Solo una riflessione sul metodo che caratterizza Nudm consente di comprendere appieno il laboratorio politico che è stato avviato in vista dello sciopero internazionale dell’8 marzo. Laboratorio di pratiche che richiede in primis l’elaborazione teorica di ciò che intendiamo per sciopero femminista, alla luce di quanto emerso dalle assemblee nazionali del 6 e 7 ottobre a Bologna e del 25 novembre a Roma. Si è trattato di momenti fondamentali di confronto condiviso a livello nazionale, ma anche e soprattutto di costruzione di uno spazio assembleare che Nudm intende come qualcosa che ciascuna di noi si porta dietro nella propria quotidianità, attuando ogni giorno pratiche femministe di lotta e sorellanza.

Verso lo sciopero

Nata in Italia nel 2016, negli ultimi anni Nudm ha fatto dello sciopero una pratica centrale e, insieme, un percorso da costruire, a livello assembleare, riappropriandosi del concetto stesso di sciopero, ridefinendone il significato in quanto pratica femminista, come scritto nel Piano femminista contro la violenza maschile sulle donne e la violenza di genere: «[…] sciopero insieme vertenziale, sociale e politico, per rifiutare la violenza neoliberale dello sfruttamento e della precarietà, per sovvertire le gerarchie sessuali, le norme di genere, i ruoli sociali imposti – in tal senso lo abbiamo definito anche sciopero dei e dai generi».

La scelta di costruire insieme la giornata dell’8 marzo nei termini di uno sciopero consente a Nudm, anzitutto, di porre come centrale la questione del lavoro. La violenza patriarcale risiede, infatti, nelle strutture stesse che stanno alla base dei luoghi della produzione e della riproduzione sociale, a livello sia simbolico sia materiale. È qui che si manifesta quotidianamente un disciplinamento del lavoro, della posizione e della presa di parola femminile. L’assenza di tutele del lavoro delle donne (e delle lavoratrici stesse), la precarizzazione e il difficile accesso al mercato del lavoro determinano la vulnerabilità delle donne anche nelle relazioni familiari e nello spazio domestico, dal momento che si trovano molto spesso a dipendere in parte o interamente da un partner maschio (o in generale da una figura maschile) dal punto di vista economico.. I dati Istat 2018 parlano chiaro: si veda l’indagine sui centri antiviolenza in riferimento all’anno 2017 e l’articolo di Daniela Piazzalunga, con una sezione riguardante nello specifico “Molestie e ricatti sul lavoro”.

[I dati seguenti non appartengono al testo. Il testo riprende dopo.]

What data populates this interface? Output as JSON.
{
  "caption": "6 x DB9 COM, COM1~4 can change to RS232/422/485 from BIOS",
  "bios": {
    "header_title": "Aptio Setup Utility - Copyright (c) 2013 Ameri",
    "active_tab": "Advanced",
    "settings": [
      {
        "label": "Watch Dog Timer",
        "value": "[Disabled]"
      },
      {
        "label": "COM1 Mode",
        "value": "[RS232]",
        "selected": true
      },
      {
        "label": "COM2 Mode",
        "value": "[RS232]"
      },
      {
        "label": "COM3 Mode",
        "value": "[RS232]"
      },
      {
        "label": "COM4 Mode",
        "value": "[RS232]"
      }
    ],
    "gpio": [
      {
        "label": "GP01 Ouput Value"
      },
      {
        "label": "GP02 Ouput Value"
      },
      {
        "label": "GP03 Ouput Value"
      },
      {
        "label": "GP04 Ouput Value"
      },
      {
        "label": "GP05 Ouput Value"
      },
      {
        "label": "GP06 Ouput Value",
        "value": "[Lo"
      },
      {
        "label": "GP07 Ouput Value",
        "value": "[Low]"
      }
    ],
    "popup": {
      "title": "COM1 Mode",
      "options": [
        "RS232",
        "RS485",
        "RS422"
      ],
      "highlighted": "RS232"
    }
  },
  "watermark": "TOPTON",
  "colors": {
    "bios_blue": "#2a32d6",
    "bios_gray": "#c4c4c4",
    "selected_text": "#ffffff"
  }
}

Considerato il nesso tra dipendenza economica e violenza, il movimento fa sua la rivendicazione da un lato di un salario minimo europeo, dall’altro di un reddito di autodeterminazione. Richieste prodotte da una riflessione sulla necessità di welfare e servizi, della garanzia per ogni donna e per tutte le soggettività non binarie (ossia che non si riconoscono nella rappresentazione canonica di due soli generi e che rimarcano come il binarismo sia una costruzione e un’imposizione) di lavorare in maniera sicura, e per tutte coloro che sono madri di avere le tutele per poter mantenere il proprio posto di lavoro, o per poterlo trovare, ma anche la possibilità di non lavorare quando implica una condizione di sfruttamento o degradante.

Un’altra caratteristica fondamentale della tipologia di reddito che Nudm chiede è l’assoluta indipendenza dal requisito della cittadinanza o del fatto di risiedere sul territorio italiano da un certo numero di anni. Queste restrizioni, caratteristiche del reddito di cittadinanza per come è configurato nell’agenda dell’attuale governo, si accompagnano infatti all’attribuzione o alla revoca dei permessi di soggiorno come ricatto esercitato sul piano giuridico. L’assegnazione mensile di reddito sulla base dei criteri proposti dal Movimento 5 Stelle andrà a consolidare le gerarchie patriarcali che stanno alla base della struttura costitutiva dei luoghi della produzione e della riproduzione, poiché penalizzerà ulteriormente, consolidando la loro condizione di precarietà e povertà, proprio quelle soggettività che hanno meno tutele lavorative, o che fanno più fatica a ottenere un posto di lavoro, o il cui lavoro non è retribuito – e fra queste, per l’appunto, le donne coprono una percentuale assai rilevante.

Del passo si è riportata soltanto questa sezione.